People are paying about R30 000 to visit a tiny shard of rock in the middle of the ocean.


Would you spend R30 000 for the chance to sit on a wet island, on a flat surface roughly the size of a single bed in the middle of the ocean for twenty minutes? It sounds like pure craziness, but a tour to Rockall island, some 400kms west of Scotland, allows tourists to do just that, and it’s sold out.

In early May 2020, 18 tourists and around seven crew members will board a 1918 tall ship to be the first public tour group to visit Rockall where they will put on wetsuits, boots, and floatation devices before climbing onto the rock, which is said to be extremely slippery due to being covered by bird excrement.

“It is a pretty barren place and you can’t really move around too much,” tour leader Nick Hancock told The Sunday Post. “The main ledge is about the size of a large single bed. There is another flat area on the summit which is about half that size”.

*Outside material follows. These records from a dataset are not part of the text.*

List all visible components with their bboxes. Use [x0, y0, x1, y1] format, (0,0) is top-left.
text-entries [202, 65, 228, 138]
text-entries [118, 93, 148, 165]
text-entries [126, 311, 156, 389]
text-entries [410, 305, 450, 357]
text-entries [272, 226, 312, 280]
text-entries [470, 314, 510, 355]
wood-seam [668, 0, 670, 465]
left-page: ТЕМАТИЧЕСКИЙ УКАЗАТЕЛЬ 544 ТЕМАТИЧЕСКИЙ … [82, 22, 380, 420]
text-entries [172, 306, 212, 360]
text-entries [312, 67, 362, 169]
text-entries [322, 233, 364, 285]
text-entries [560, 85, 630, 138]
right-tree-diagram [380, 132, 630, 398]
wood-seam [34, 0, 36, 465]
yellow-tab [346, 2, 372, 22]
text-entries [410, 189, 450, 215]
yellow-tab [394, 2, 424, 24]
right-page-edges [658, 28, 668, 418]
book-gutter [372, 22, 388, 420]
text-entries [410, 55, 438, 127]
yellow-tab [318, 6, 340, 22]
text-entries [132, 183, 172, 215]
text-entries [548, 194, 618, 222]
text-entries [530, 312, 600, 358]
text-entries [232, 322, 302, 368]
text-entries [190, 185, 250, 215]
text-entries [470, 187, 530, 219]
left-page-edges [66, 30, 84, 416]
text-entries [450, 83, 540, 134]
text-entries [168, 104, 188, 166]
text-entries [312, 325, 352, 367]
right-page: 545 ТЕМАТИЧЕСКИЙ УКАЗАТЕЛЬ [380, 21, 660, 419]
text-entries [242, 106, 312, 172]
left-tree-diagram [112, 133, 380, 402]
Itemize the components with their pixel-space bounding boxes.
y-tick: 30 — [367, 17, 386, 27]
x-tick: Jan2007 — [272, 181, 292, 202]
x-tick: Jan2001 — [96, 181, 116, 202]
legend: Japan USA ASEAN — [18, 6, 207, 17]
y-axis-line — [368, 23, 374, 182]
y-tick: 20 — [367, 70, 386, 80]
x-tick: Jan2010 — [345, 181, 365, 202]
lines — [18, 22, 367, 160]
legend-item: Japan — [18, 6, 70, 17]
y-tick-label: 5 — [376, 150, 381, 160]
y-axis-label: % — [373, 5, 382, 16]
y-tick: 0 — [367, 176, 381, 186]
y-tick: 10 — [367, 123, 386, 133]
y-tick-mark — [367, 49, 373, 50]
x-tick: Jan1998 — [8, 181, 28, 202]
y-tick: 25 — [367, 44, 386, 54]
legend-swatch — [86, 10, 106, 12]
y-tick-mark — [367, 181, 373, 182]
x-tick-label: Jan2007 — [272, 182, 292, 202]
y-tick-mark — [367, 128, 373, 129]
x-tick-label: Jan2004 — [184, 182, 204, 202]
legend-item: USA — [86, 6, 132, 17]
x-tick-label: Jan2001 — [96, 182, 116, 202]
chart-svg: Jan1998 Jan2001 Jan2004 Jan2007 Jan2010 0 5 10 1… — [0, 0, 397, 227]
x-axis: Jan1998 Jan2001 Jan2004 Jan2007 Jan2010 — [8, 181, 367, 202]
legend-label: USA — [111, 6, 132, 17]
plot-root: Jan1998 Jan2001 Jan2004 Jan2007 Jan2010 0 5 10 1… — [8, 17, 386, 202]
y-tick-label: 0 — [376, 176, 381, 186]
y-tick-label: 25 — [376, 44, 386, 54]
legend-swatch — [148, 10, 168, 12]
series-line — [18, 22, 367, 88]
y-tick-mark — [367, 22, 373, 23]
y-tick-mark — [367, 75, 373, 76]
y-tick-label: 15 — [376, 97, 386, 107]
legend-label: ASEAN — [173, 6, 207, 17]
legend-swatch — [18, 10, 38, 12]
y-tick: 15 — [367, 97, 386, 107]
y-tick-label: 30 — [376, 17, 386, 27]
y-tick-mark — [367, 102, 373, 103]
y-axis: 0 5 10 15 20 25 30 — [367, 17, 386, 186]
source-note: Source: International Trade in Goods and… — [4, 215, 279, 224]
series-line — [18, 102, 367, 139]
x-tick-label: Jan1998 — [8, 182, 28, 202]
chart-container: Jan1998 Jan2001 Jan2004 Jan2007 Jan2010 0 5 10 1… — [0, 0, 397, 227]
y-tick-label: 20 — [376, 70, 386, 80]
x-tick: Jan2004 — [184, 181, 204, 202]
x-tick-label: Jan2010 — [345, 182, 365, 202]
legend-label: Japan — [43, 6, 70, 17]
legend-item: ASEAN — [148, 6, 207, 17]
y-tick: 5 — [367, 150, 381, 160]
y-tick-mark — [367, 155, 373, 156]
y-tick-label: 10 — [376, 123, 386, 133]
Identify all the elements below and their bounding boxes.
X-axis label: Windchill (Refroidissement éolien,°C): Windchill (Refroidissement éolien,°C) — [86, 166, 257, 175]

Only some two hundred people have ever visited the volcanic shard in the million of the sea and those who do clamber ashore will immediately become members of the “exclusive” Rockall Club, which was founded in 2012 in celebration of the 40th anniversary of Rockall joining Scotland.

The island is said to be windy, rainy, slippery and freezing cold, but Lupine Travel is tentatively planning a second trip for  $2,220 (R32 000) in May and June of 2022.